Can you also add +printk("irq disabled %d\n", irqs_disabled()); in the last line of '__sysdev_resume'. From the log, Resuming type 'irqrouter': irqrouter0 irq disabled 1 BUG: soft lockup detected on CPU#0! <> ... It appears the oops is printed before type 'acpi' resume. It's sysdev, so it should be executed with interrupt disabled. But we saw a soft lockup here, so looks some drivers wrongly enabled interrupt. irqrouter is more likely the source.
Resuming type 'i8237': i82370 irq disabled 1 irq disabled 1 Resuming type 'lapic': lapic0 irq disabled 1 irq disabled 1 Resuming type 'irqrouter': irqrouter0 irq disabled 1 BUG: soft lockup detected on CPU#0!
>Resuming type 'irqrouter': > irqrouter0 >irq disabled 1 >BUG: soft lockup detected on CPU#0! Ok, so irqrouter wrongly enabled interrupt. Can you post your acpidmp output? I wonder if your acpi bios will do some memory read/write, which wrongly enables interrupt.
Created attachment 8239 [details] acpidump output
Sorry for the long delay.
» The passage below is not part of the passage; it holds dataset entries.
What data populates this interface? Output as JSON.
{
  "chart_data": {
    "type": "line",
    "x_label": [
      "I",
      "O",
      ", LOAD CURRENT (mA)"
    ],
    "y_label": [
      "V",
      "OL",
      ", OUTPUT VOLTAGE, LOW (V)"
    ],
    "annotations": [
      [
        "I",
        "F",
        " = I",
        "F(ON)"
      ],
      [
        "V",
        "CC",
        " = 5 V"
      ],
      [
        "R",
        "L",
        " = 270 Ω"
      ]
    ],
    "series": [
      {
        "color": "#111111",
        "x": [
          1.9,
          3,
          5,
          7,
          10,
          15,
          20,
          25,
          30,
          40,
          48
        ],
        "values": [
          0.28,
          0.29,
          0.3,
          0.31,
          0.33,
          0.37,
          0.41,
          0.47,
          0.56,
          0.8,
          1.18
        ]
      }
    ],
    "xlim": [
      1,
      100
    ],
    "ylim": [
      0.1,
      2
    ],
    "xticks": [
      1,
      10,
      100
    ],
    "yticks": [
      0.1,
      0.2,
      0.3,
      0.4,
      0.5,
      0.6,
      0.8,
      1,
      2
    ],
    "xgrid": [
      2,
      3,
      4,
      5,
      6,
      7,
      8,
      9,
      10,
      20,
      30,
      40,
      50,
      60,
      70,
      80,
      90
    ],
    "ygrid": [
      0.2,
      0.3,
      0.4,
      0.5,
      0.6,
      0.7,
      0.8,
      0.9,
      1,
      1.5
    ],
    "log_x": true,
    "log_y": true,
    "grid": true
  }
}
Can you try a latest base kernle like 2.6.18-rc2 please? I checked the acpi table, nothing insteresting.
Tried with 2.6.18-rc2, and the system now locks up on resume (no crash dump). Also, after reboot, the system clock is set to a random time. Just before it suspends, I can see the text "ACPI Exception AE_NOT_FOUND" After resume, the display contains the letters "Linu" in yellow. This also occurs during a successful resume, but they only persist for a few seconds.
So 2.6.18-rc2 is worse, can you attach your config used in 2.6.18-rc2?
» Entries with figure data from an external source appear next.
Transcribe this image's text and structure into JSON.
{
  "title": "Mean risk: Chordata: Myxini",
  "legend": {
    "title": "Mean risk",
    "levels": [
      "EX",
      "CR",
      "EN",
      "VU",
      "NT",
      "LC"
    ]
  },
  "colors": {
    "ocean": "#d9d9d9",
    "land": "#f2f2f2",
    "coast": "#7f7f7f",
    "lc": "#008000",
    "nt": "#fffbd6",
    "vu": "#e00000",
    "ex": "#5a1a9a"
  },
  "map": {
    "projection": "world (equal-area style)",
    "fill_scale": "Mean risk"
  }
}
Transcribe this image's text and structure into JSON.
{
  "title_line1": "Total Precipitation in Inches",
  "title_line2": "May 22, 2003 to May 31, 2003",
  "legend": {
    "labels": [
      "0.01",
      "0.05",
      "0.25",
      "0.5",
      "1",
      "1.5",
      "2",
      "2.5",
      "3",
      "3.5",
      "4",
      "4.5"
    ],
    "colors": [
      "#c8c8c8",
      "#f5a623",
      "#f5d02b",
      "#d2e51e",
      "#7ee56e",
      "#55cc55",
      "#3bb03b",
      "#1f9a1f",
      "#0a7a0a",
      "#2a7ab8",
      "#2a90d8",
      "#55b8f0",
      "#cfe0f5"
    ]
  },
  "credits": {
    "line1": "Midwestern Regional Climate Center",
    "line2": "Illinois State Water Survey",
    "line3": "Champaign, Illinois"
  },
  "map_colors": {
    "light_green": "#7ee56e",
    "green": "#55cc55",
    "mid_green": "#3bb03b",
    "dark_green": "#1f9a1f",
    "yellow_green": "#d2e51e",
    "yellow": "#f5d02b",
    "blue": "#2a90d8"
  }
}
Created attachment 8627 [details] 2.6.18-rc2 configuration
Can you enable NMI watchdog in the system? hopefully watchdog could print some more info when the resuem is dead. I still couldn't reproduce the bug here.
After enabling NMI in the kernel, the lockup no longer occurs. The value of nmi_watchdog on the command line does not appear to matter (I tried absent, =1, =2) However, the hardware clock is still being corrupted, and I can tell other things are being overwritten - the console resolution changes after a resume (expanded to full-screen instead of in a high-resolution box). The config has added: CONFIG_X86_UP_IOAPIC=y CONFIG_X86_IO_APIC=y # CONFIG_PCI_MSI is not set
Is there any error message output with NMI watchdog enabled? If there is a dead lock, NMI watchdog will print some info. Better you could provide the dmesg.
Created attachment 8648 [details] dmesg output Output of dmesg after suspend and resume. After resuming, hwclock gives the following error: The Hardware Clock registers contain values that are either invalid (e.g. 50th day of month) or beyond the range we can handle (e.g. Year 2095). Resetting the hardware clock with --systohc works, and a reboot appears to restore the other settings that are changed.
>CONFIG_PM_TRACE=y Ha, you enabled Linus's CMOS trace feature, which will corrupt CMOS. Please deselect it, and try again.
Thanks - I selected option that too quickly without reading the description. Suspend looks to be working correctly with the modules loaded using 2.6.18-rc4.